We ate tiny glazed Ham on Hawaiian sandwiches and watched Mr. Magorium's Wonder Emporium before I scooped banana pudding into the Atlanta Braves helmet bowls I'd picked up on Kroger's clearance aisle - for only thirty-five cents each!



Southern Grocery Shopping Rule #1 : The hurry is never too big to bypass clearance. You never know, what you need may be on those shelves. What you don't know you need is probably there, too. 





Chapter 5: Time and Togetherness 



From Bi-Lo to Kroger, there have been many good-byes that came as a surprise.



I'd go back, pay closer attention,  and take more notes if life weren't so insistent about this forward staccato marching we do.



We are allowed only to glance back, not turn back, so we plan for the future ever crossing new horizons.

Tucked in our pockets of memory, or transcribed on a notepad in shaky blue Bic ink, we bring with us instructions from time, left behind.



My freewheelin' gals took leftover sandwiches and pudding home with them, because I'm still learning to cook for just a few.



They also took a little bit of Aunt Nellie June, Mrs. Mary Rodgers and a piece of my heart, too.



We're getting together for Chinese take-out and a Dolly Parton movie soon, because time and togetherness are key ingredients to a life, well-recalled.

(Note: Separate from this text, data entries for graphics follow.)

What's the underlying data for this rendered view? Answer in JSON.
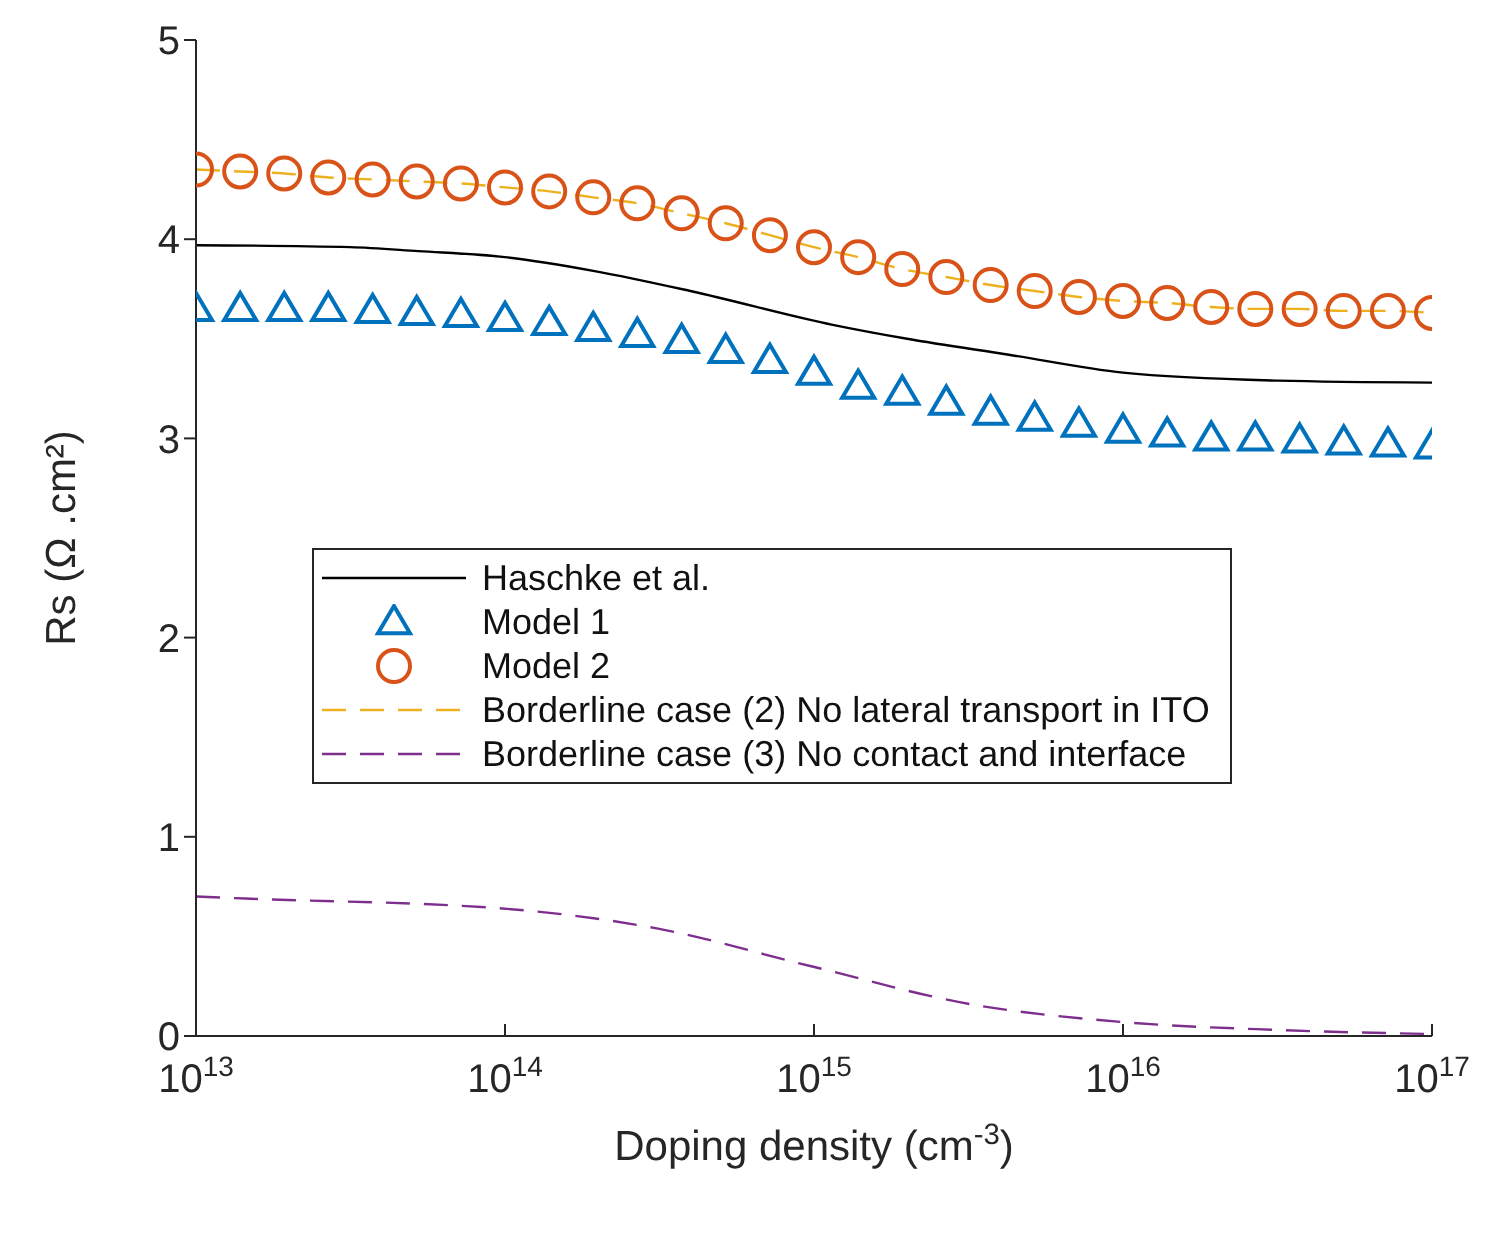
{
  "chart_data": {
    "type": "line",
    "xlabel": "Doping density (cm$^{-3}$)",
    "ylabel": "Rs (Ω .cm²)",
    "log": "x",
    "xlim": [
      10000000000000.0,
      1e+17
    ],
    "ylim": [
      0,
      5
    ],
    "xticks": [
      {
        "value": 10000000000000.0,
        "label": "10$^{13}$"
      },
      {
        "value": 100000000000000.0,
        "label": "10$^{14}$"
      },
      {
        "value": 1000000000000000.0,
        "label": "10$^{15}$"
      },
      {
        "value": 1e+16,
        "label": "10$^{16}$"
      },
      {
        "value": 1e+17,
        "label": "10$^{17}$"
      }
    ],
    "yticks": [
      0,
      1,
      2,
      3,
      4,
      5
    ],
    "grid": false,
    "legend": "center",
    "x": [
      10000000000000.0,
      13900000000000.0,
      19300000000000.0,
      26800000000000.0,
      37300000000000.0,
      51800000000000.0,
      72000000000000.0,
      100000000000000.0,
      139000000000000.0,
      193000000000000.0,
      268000000000000.0,
      373000000000000.0,
      518000000000000.0,
      720000000000000.0,
      1000000000000000.0,
      1390000000000000.0,
      1930000000000000.0,
      2680000000000000.0,
      3730000000000000.0,
      5180000000000000.0,
      7200000000000000.0,
      1e+16,
      1.39e+16,
      1.93e+16,
      2.68e+16,
      3.73e+16,
      5.18e+16,
      7.2e+16,
      1e+17
    ],
    "series": [
      {
        "name": "Haschke et al.",
        "type": "line",
        "color": "#000000",
        "line_style": "solid",
        "marker": "none",
        "x": [
          10000000000000.0,
          31600000000000.0,
          52500000000000.0,
          100000000000000.0,
          195000000000000.0,
          398000000000000.0,
          1150000000000000.0,
          2000000000000000.0,
          4270000000000000.0,
          1e+16,
          3.16e+16,
          1e+17
        ],
        "values": [
          3.97,
          3.96,
          3.94,
          3.91,
          3.84,
          3.74,
          3.57,
          3.5,
          3.42,
          3.33,
          3.29,
          3.28
        ]
      },
      {
        "name": "Model 1",
        "type": "scatter",
        "color": "#0072bd",
        "marker": "triangle",
        "values": [
          3.65,
          3.65,
          3.65,
          3.65,
          3.64,
          3.63,
          3.62,
          3.6,
          3.58,
          3.55,
          3.52,
          3.49,
          3.44,
          3.39,
          3.33,
          3.26,
          3.23,
          3.18,
          3.13,
          3.1,
          3.07,
          3.04,
          3.02,
          3.0,
          3.0,
          2.99,
          2.98,
          2.97,
          2.96
        ]
      },
      {
        "name": "Model 2",
        "type": "scatter",
        "color": "#d95319",
        "marker": "circle",
        "values": [
          4.35,
          4.34,
          4.33,
          4.31,
          4.3,
          4.29,
          4.28,
          4.26,
          4.24,
          4.21,
          4.18,
          4.13,
          4.08,
          4.02,
          3.96,
          3.91,
          3.85,
          3.81,
          3.77,
          3.74,
          3.71,
          3.69,
          3.68,
          3.66,
          3.65,
          3.65,
          3.64,
          3.64,
          3.63
        ]
      },
      {
        "name": "Borderline case (2) No lateral transport in ITO",
        "type": "line",
        "color": "#edb120",
        "line_style": "dashed",
        "marker": "none",
        "values": [
          4.35,
          4.34,
          4.33,
          4.31,
          4.3,
          4.29,
          4.28,
          4.26,
          4.24,
          4.21,
          4.18,
          4.13,
          4.08,
          4.02,
          3.96,
          3.91,
          3.85,
          3.81,
          3.77,
          3.74,
          3.71,
          3.69,
          3.68,
          3.66,
          3.65,
          3.65,
          3.64,
          3.64,
          3.63
        ]
      },
      {
        "name": "Borderline case (3) No contact and interface",
        "type": "line",
        "color": "#7e2f8e",
        "line_style": "dashed",
        "marker": "none",
        "x": [
          10000000000000.0,
          14500000000000.0,
          98000000000000.0,
          310000000000000.0,
          980000000000000.0,
          3200000000000000.0,
          1e+16,
          3.2e+16,
          1e+17
        ],
        "values": [
          0.7,
          0.69,
          0.64,
          0.54,
          0.35,
          0.16,
          0.07,
          0.03,
          0.01
        ]
      }
    ]
  }
}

"Your life is an occasion, rise to it." 


                                            ~Magorium































Someone's In The Kitchen With Momma: A Hodgepodge of Southern Hospitality







In their homes, and more intimately, their kitchens, I was always warmly welcomed.

Warm, probably because there was always something delicious being cooked.

Even at a young age, I was offered a helping role, a listening ear and the priceless gift of examples to follow.



There are days in those kitchens I wish I could visit again, recipes I wish I had watched more closely, and soft, fleshy old women I wish that I could still glean advice from.



This series of short essays and stories is an overdue payment of homage on the investments they made in me, a bank note of gratitude for those who are still, thankfully, with me.